De la brume dans mes lunettes_extrait #9

On s’est couché, on a échangé encore un peu à voix basse et on s’est endormi face à face, après un enième tendre baisé. Même pas de sexe. Juste de la tendresse.

Le lendemain matin, il a quitté tôt, genre assez tôt pour que je sois incapable d’ouvrir les yeux, encore collés d’une nuit trop courte. Je ne sais pas à quelle heure on est entré, ni à quelle heure j’ai éteint la lumière et encore moins à quelle heure on s’est endormi. Mon taux d’alcoolémie était trop élevé pour que j’aie le réflexe de regarder l’heure. Il s’est levé au premier écho de son réveil, s’est habillé en vitesse et m’a embrassé sur la tempe. Tout ça reste un peu flou, mais il me semble que ça s’est passé comme ça.

Quand l’horloge a atteint 10h, c’est-à-dire l’heure à laquelle il est acceptable d’appeler chez le monde, j’ai texté mon ami Éric, en congé lui aussi, pour lui proposer un brunch chez Régine, mon resto à déjeuner préféré.

J’appelle pas, moi, je texte. J’appelle rarement en fait, sauf en cas d’extrême nécessité. Et ça, mes amis le savent. Quelques-uns se risquent à l’occasion, mais je leur envoie un message texto automatique du genre «  Kossé tu veux? ». Généralement, ils finissent par comprendre, sauf Marc-André. Il est né au temps des téléphones à roulette, tsé. Le texto, pour lui, c’est comme pas naturel et il ne tape pas assez vite, semble-t-il. Bref, j’ai texté Éric.

– Yo! Bro! Un déj chez Reg, ça te dis?

Le matin, Éric ne répond pas vite. Il dort longtemps et profondément. Donc, il m’a répondu 26 minutes plus tard…

– Certainement, mon cher! Dans une heure?

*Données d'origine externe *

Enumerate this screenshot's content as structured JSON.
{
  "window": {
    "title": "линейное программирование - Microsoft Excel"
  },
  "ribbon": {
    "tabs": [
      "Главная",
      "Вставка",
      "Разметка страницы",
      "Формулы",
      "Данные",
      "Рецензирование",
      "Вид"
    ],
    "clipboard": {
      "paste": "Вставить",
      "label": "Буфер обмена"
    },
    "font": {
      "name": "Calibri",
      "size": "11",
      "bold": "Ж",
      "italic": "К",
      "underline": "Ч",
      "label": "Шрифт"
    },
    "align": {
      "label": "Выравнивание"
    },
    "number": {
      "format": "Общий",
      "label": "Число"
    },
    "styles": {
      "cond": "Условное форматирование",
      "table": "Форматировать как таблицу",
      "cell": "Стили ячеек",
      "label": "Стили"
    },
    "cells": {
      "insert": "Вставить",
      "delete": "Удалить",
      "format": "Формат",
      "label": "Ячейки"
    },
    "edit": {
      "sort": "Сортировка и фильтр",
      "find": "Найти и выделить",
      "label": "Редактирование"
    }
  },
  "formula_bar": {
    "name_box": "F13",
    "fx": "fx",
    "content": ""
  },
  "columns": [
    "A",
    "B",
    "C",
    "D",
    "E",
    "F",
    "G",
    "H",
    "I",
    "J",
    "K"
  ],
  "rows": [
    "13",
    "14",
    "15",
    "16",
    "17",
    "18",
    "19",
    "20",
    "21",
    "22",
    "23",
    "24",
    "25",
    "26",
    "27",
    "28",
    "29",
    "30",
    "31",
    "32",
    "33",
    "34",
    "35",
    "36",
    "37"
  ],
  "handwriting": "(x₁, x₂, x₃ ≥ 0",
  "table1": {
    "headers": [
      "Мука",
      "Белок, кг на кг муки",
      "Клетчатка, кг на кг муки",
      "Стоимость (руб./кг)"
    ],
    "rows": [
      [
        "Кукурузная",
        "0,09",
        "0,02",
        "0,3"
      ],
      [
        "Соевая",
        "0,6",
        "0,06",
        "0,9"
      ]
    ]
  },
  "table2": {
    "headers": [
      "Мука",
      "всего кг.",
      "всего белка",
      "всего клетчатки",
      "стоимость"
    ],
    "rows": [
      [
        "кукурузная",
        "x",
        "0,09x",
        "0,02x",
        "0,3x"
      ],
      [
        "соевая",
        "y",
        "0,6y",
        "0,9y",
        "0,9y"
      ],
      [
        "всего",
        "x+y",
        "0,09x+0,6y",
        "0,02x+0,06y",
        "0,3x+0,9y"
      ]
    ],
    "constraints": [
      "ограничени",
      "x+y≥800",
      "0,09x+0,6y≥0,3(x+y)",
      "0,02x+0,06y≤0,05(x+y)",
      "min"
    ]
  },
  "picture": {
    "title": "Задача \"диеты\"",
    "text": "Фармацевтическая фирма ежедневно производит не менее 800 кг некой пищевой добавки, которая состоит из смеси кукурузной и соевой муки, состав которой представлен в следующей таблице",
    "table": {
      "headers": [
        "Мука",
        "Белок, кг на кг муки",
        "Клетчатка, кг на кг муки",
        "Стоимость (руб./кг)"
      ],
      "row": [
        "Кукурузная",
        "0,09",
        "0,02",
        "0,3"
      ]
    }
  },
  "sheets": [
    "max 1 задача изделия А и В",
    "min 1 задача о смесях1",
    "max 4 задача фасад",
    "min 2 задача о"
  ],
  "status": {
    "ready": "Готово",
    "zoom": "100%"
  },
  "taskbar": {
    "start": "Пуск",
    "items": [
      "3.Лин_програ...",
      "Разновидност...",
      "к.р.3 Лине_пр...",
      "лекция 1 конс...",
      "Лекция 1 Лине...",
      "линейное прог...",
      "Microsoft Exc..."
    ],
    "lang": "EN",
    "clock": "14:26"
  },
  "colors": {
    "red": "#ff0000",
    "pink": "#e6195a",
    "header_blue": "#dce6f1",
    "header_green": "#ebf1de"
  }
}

– Une heure?! Fuck, c’est loin!

– Wooo back! C’est ton texto qui me réveille!!!

– Oooooook!

– J’me lève, j’me prépare, vais être prêt dans une heure!

– Parfait, mon lapin!

– Faque 11h30 chez Jonas?

– Pas Joooooonas! Régine!

– Okidou! 11h30, chez Régine! ❤

– xxx

J’aime Éric et j’aime Régine. Je trouve que c’est toujours un bon match. Bonne compagnie, bonne bouffe. Éric, c’est mon ami groundé. Il est toujours de bons conseils. Il a une fine compréhension des relations humaines et il est rarement à côté de la track. Bon, il dit toujours, avec raison, que c’est plus facile à dire qu’à faire, mais dans un moment de détresse, je bois ses paroles et j’essaie d’appliquer l’enseignement. Faque, on se voit souvent pour boire, pis on jase. C’est rare qu’on n’arrive pas à refaire le monde et trouver une solution. J’apprends beaucoup de lui.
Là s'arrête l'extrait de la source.